Elaine Lies wrote this article in Reuters:
Japan's Ryuichi Sakamoto, known for his electronic music, including the score for "The Last Emperor," on Monday finished streaming a concert that may be the last for the Academy-award winning composer, who is fighting stage 4 cancer.
Sakamoto, 70, said in an online message in December that the unorthodox performance - broadcast to more than two dozen nations around the world - came about because he could no longer complete a regular concert.
"My strength has really fallen, so a normal concert of about an hour to ninety minutes would be very difficult," he said. "As a result, I've recorded it song by song and edited it together so it can be presented as a regular concert - which I believe can be pleasureable in the normal way. Enjoy."
The concert, which featured a Sakamoto solo on piano for 13 of the songs, included themes from "The Last Emperor" and "Merry Christmas Mr. Lawrence," in which he acted alongside David Bowie in addition to writing the score. It was streamed four times starting at noon on Dec. 11, with the last coming early on Monday morning in Japan.
First introduced to the piano as a toddler, Sakamoto studied ethnomusicology at the Tokyo National University of Fine Arts and Music, with particular interest in the traditional music of Japan's Okinawa prefecture, Indian and African musical traditions. He also described classical musician Claude Debussy as his hero.
He matured into a keyboard and electronic musician and composer who became known for film scores, especially Nagisa Oshima's "Merry Christmas Mr. Lawrence" and Bernard Bertolucci's "The Last Emperor," for which he won an Academy Award.
In 2014 he was diagnosed with throat cancer, which was cured after years of treatment.
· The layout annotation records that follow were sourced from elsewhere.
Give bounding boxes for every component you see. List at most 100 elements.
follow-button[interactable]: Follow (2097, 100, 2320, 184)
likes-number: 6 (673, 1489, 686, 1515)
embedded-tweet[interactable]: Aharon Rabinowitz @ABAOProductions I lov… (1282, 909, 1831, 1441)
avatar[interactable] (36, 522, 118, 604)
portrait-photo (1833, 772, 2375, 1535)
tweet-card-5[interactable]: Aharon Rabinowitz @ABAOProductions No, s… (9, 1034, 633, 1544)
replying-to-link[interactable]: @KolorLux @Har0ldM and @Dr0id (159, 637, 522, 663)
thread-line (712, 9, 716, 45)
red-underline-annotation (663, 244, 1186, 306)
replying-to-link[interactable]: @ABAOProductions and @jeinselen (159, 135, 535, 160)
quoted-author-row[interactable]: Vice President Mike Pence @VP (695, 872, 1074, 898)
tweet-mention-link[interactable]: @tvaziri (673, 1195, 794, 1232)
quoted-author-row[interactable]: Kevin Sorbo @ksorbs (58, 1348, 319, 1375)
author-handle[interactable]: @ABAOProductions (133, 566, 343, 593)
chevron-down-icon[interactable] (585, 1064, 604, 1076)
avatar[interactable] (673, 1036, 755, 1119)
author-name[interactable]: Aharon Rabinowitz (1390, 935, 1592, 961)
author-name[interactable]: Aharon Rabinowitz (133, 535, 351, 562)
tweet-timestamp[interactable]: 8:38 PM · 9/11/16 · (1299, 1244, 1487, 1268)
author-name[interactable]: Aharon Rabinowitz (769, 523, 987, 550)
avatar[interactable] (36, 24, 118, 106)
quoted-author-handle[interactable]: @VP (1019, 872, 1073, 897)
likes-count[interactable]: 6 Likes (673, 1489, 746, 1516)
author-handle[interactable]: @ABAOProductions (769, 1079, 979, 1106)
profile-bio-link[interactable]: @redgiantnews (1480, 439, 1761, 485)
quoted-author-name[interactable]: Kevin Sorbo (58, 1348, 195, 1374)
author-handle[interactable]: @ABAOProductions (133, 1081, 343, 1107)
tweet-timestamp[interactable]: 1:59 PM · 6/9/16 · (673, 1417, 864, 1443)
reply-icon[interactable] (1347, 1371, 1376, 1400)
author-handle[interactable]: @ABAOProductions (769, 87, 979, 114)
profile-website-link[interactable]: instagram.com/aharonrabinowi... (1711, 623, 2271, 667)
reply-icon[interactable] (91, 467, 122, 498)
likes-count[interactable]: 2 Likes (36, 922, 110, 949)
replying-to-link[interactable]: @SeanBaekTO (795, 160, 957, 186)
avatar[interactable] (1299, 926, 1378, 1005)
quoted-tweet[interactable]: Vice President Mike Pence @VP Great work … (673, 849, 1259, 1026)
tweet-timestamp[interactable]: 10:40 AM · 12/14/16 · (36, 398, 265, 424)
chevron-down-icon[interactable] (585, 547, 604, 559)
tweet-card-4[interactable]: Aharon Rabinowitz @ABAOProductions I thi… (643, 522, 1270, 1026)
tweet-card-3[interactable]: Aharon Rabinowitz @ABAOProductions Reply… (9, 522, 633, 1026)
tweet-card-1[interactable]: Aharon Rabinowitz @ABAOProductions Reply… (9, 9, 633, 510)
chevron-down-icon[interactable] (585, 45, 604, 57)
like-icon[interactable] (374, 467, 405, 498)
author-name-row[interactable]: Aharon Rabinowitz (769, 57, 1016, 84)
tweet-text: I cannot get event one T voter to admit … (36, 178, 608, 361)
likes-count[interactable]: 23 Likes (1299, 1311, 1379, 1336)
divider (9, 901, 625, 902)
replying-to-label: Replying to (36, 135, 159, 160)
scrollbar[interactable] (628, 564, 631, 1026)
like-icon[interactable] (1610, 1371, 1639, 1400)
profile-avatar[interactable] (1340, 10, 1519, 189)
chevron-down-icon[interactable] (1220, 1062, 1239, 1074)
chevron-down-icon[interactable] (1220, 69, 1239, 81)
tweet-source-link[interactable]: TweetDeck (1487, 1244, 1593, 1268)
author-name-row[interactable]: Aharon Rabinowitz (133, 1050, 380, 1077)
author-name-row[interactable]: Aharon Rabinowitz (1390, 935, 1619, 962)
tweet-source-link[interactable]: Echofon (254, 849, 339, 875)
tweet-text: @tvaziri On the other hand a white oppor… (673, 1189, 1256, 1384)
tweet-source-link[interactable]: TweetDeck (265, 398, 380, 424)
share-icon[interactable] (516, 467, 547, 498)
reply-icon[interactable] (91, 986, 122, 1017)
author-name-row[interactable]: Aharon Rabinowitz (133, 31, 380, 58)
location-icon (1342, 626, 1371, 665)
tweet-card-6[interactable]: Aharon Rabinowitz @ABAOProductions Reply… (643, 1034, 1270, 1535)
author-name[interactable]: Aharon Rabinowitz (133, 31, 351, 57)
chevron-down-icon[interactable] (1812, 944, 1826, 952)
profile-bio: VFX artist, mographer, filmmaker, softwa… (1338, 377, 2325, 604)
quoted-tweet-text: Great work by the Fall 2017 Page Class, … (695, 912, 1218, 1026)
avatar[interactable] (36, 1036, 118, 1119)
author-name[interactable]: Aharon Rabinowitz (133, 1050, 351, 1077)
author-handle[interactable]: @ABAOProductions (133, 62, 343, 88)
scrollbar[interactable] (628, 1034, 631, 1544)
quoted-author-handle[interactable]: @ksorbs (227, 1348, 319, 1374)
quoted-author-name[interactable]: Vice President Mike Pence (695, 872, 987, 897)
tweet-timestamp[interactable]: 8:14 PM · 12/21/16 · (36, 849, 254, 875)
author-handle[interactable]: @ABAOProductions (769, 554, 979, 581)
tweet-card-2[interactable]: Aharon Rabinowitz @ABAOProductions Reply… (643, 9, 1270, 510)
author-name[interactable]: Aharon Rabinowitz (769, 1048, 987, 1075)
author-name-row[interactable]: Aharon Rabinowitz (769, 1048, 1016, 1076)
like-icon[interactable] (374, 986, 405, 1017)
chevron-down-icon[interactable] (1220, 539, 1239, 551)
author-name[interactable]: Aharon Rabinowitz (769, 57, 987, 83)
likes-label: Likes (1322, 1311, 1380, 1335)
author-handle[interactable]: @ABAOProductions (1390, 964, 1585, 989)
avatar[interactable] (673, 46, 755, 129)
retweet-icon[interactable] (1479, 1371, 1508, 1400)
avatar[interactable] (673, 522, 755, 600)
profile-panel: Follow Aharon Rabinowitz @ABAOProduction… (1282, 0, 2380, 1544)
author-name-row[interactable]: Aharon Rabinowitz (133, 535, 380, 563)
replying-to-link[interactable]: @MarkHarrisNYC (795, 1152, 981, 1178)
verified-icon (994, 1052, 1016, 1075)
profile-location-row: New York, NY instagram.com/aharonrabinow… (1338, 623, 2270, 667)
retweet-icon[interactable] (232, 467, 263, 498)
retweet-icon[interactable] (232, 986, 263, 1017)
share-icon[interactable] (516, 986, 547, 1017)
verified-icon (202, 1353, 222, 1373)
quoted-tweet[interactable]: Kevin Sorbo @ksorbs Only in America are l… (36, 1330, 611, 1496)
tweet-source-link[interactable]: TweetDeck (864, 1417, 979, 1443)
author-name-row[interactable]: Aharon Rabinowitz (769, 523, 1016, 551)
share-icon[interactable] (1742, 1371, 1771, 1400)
But in January 2021 he said he had been diagnosed with rectal cancer the previous year.
In June 2022, he wrote in an essay that the cancer had spread despite multiple operations and was now Stage 4.
"I have just turned 70, but how many more times will I be able to see the full moon?" he wrote. "But even thinking that, since I have been granted life, I am praying that I will be able to make music until my last moments, just like my beloved Bach and Debussy."